Wajahnya cantik rupawan atau gagah menyenangkan. Tidak ada cacat barang setitik. Selalu menjadi lambang dan buah bibir orang-orang. Sayang, hatinya jahat dan penuh kedengkian.
Tinggi kedudukan dan jabatannya. Ia dipuja dan disanjung sebagai seorang tokoh ternama. Hanya sedikit yang tidak mengenalnya. Hanya saja, semua itu ia peroleh dengan cara-cara lotor dan curang.
Pakaiannya agamis. Cara berbicara dan tutur katanya begitu sopan. Masjid tidak pernah ia tinggalkan. Tanda-tanda ibadah nampak di wajahnya. Ternyata, hatinya dipenuhi dengan riya’ dan sum’ah. Na’udzu billah min dzalik.
Alangkah tentramnya kehidupan seorang hamba yang bertaqwa dan selalu merasa cukup, qana’ah. Hidupnya tidak dikenal oleh banyak orang. Ia sibuk dengan ibadah kepada Allah dan menggembalakan kambing di lereng-lereng bukit. Ia benci popularitas. Ia benci germelap dunia. Ia tidak suka kedudukan dan sanjungan. Hanya Allah tujuannya. Nabi Muhammad Shallallahu ‘alaihi wa sallam menggambarkan kedekatannya kepada Allah:
“Tidak sedikit hamba yang tubuhnya diselimuti debu. Ia diusir dari pintu ke pintu. Padahal, seandainya ia bersumpah dengan nama Allah, pasti Allah akan wujudkan sumpahnya.” [H.R. Muslim, dari Abu Hurairah radhiyallahu ‘anhu].

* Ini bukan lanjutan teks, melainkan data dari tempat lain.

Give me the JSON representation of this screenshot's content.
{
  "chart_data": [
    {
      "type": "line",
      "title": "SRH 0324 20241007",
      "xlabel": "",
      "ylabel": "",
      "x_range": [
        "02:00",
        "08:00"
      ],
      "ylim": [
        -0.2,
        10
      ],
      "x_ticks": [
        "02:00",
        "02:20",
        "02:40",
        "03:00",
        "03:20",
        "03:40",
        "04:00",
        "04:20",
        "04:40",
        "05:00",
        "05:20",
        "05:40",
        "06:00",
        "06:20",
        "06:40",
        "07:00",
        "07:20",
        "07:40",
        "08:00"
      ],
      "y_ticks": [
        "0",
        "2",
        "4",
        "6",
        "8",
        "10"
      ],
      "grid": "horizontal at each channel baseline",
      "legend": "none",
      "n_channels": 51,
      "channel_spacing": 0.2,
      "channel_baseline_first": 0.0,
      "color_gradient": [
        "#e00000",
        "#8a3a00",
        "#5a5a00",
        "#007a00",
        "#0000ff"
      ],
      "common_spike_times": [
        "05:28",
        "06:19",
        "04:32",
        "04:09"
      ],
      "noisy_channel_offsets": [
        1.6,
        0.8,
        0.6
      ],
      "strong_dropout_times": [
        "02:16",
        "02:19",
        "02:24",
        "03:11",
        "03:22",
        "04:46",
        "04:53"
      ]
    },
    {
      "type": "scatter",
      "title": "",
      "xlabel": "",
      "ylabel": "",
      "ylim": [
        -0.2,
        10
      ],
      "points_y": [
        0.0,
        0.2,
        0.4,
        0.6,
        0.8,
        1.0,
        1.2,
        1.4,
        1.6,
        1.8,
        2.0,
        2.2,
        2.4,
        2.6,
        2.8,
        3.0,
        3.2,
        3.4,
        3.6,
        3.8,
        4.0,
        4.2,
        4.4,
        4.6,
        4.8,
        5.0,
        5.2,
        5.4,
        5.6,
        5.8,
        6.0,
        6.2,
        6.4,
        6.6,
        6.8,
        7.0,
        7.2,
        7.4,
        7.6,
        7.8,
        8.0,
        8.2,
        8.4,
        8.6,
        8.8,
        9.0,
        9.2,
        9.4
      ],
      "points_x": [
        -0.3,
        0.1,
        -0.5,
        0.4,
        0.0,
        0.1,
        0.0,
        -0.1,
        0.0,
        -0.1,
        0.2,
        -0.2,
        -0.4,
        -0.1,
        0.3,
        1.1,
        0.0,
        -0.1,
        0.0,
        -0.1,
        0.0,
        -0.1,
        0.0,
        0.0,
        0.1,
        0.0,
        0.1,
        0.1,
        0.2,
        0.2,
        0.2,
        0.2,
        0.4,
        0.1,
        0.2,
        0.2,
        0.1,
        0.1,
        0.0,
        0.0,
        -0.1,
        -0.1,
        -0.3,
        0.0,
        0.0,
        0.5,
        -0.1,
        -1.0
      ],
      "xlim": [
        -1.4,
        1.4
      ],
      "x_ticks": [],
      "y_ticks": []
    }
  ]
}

Sungguh! Biarlah hina di mata manusia, asalkan mulia dan terpandang di sisi Allah. Apa senangnya menjadi hamba yang dibenci Allah, walaupun disanjung dan dipuji manusia. Janganlah terburu-buru menilai seseorang hanya dari penampilan luarnya. Barangkali orang yang anda pandang hina dan rendah, jauh lebih mulia di sisi Allah.